Levantar da cama, lavar a cara e beber um café. São muitas as pessoas que, privadas deste ritual, não poderiam aguentar mais de 10 minutos em pé após uma noite de sono. O café, e em especial a dose matutina, converteu-se num símbolo cultural para os espanhóis, que consomem 4,5 quilos deste produto per capita a cada ano. No entanto, nem todas as chávena são iguais e entre moedores, cafeteiras italianas e cápsulas da Nespresso um clássico continua a animar as primeiras horas do dia: o café solúvel.

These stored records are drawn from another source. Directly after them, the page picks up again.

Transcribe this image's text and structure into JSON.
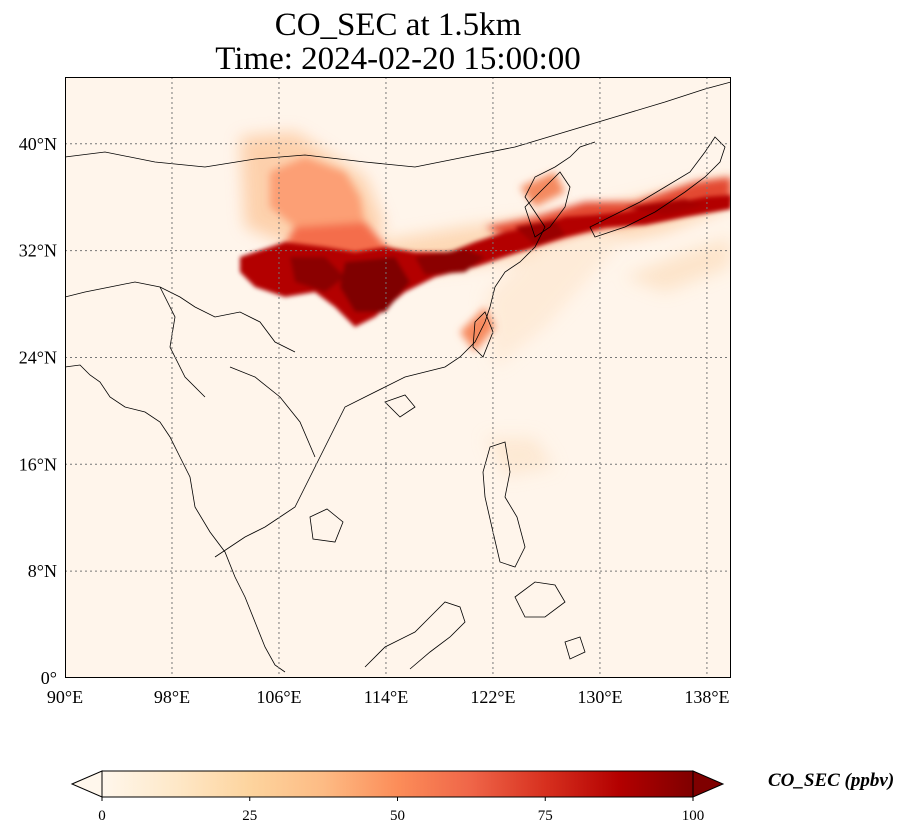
{
  "title_line1": "CO_SEC at 1.5km",
  "title_line2": "Time: 2024-02-20 15:00:00",
  "map": {
    "extent": {
      "lon_min": 90,
      "lon_max": 139.8,
      "lat_min": 0,
      "lat_max": 45
    },
    "lon_ticks": [
      {
        "value": 90,
        "label": "90°E"
      },
      {
        "value": 98,
        "label": "98°E"
      },
      {
        "value": 106,
        "label": "106°E"
      },
      {
        "value": 114,
        "label": "114°E"
      },
      {
        "value": 122,
        "label": "122°E"
      },
      {
        "value": 130,
        "label": "130°E"
      },
      {
        "value": 138,
        "label": "138°E"
      }
    ],
    "lat_ticks": [
      {
        "value": 0,
        "label": "0°"
      },
      {
        "value": 8,
        "label": "8°N"
      },
      {
        "value": 16,
        "label": "16°N"
      },
      {
        "value": 24,
        "label": "24°N"
      },
      {
        "value": 32,
        "label": "32°N"
      },
      {
        "value": 40,
        "label": "40°N"
      }
    ],
    "gridlines": true,
    "background_color": "#fff5eb",
    "coastline_color": "#000000"
  },
  "colorbar": {
    "label": "CO_SEC (ppbv)",
    "ticks": [
      {
        "value": 0,
        "label": "0"
      },
      {
        "value": 25,
        "label": "25"
      },
      {
        "value": 50,
        "label": "50"
      },
      {
        "value": 75,
        "label": "75"
      },
      {
        "value": 100,
        "label": "100"
      }
    ],
    "range": [
      0,
      100
    ],
    "extend": "both",
    "colormap": "OrRd"
  }
}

Esta variedade da bebida costuma ser mais barata e acessível que as suas versões moídas ou em grão, além de que facilita em grande parte a sua preparação. Só requer aquecer um pouco de leite, despejar o pó, misturar e, em apenas um minuto, obtém-se um café supostamente fresco que gosta mais do que parece, já que é um dos nichos de café que mais cresceram durante 2019, com um aumento de compra de 8%, segundo relatórios do setor. E apesar de que é difícil negar a sua comodidade, as suas propriedades como alimento ssão diminuídas pelos processos pelos quais passa.
De onde sai?
Afinal de contas, que é o café solúvel? Nas palavras de Kim Ossenblock, barista e escritor especializado na cultura do café, é um café normal feito com filtro. Uma vez que se tenha a infusão filtrada, toda a água é retirada e o que fica são os resíduos secos, fáceis de transportar e de armazenar. Quando hidratados novamente com um líquido quente, estes resíduos deixam o seu sabor sobre o leite ou água. Por isso, perde muitas propriedades durante o processo.

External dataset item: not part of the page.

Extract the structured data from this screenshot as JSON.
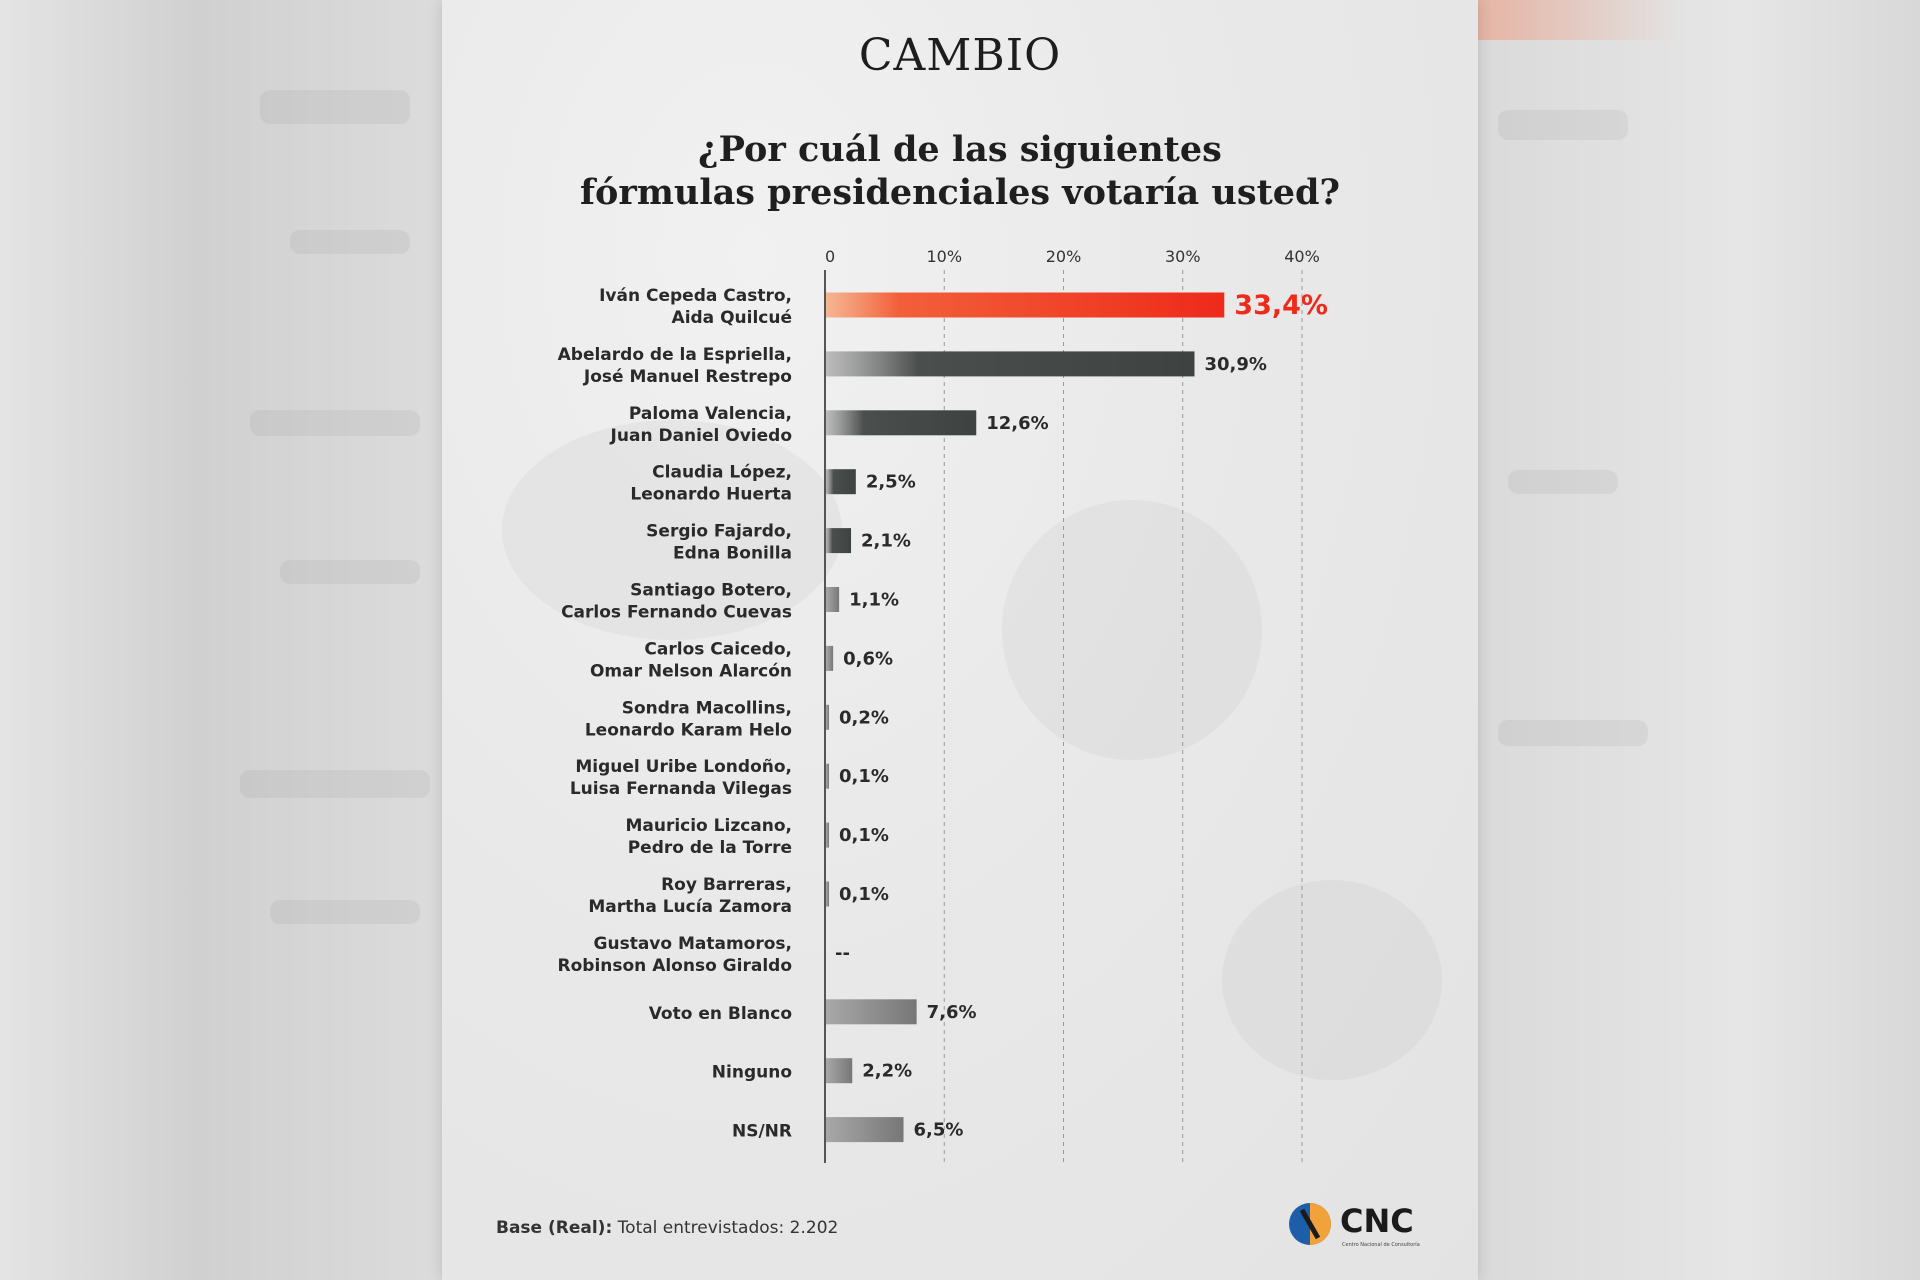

"Existem várias formas de converter o café em solúvel. A liofilização mantém melhor os sabores e aromas, mas requer uma grande indústria para levá-la a cabo", indica Ossenblock. Entre os principais problemas deste produto destaca-se o excesso de temperatura na torra, o uso de variedades torradas e o volume necessário de grãos. Para que às principais empresas produtoras lhes saia rentável fazer todo o processo, precisam de quantidades enormes deste fruto, o que faz com que se invista muito menos na qualidade.
Sabor e cheiro
Mesmo assim, estes processos não são o único motivo pelo qual as nuances deste tipo de bebida em pó são tão baixos quanto os seus sabores ou valores nutricionais. Também está implicada a qualidade dos grãos de café, dado que não se usam aqueles com melhores propriedades. Da Associação Fórum Café de Barcelona afirma que se costuma utilizar cafés mais económicos, da variedade Robusta, e este facto faz com que diminua o preço da matéria prima. Além dosso, costuma-se empregar grãos que não são bons, quebrados ou que não são adequados para a venda convencional, algo que também repercute no impacto final no consumidor.
Apesar de tudo, ainda existem muita pessoas que pode aceitar a perda da profundidade do café em troca de uma solução rápida para tomar uma chávena instantânea. Neste caso, a organização catalã recomenda alternativas como os nespressos ou as cápsulas, que conseguem equilibrar o produto final entre velocidade e sabor. Outra opção é estar atento a novas startups que estão a tentar hibridar a opção solúvel com os cafés de especialidade, ainda que continuem sendo projectos caros e de difícil manutenção.
A qualidade de um café
"O conceito que se tem do café agora é semelhante ao que ocorreu com o vinho há apenas duas ou três décadas. Descobriu-se que o produto tinha muitos mais segredos, que não importava a sua origem, a variedade da uva, o que era combinado e foi-lhe dado o valor que merecia". Com estas palavras, Fran Bernal, conselheiro delegado de Cafelab e mestre tostador, explica o porquê do interesse no café de especialidade. Graças às novas possibilidades que se oferecem oferecidas pelas empresas profissionalizadas dentro da indústria do café, os consumidores descobriram uma nova forma de desfrutar e de se relacionar com esta bebida.
O profissional também não demoniza os cafés solúveis, mas sim que os põe no seu lugar. "É comida preparada", justifica Bernal. É uma forma prática de consumir esta infusão, mas tal como ocorre com os pratos pré-cozinhados e a comida caseira, não são o mesmo em nenhum âmbito para além de terem um objectivo comum. O problema neste caso é que em Espanha, por história e cultura, sempre se associou o café a uma bebida negra, amarga e intensa, com uns grãos de baixa qualidade e torrados com açúcar. Desta forma, as grandes marcas procuram replicar estes sabores para que os clientes os associem com o café de toda a vida, quando deixam fde ora as verdadeiras nuances que uma chavena deveria ter.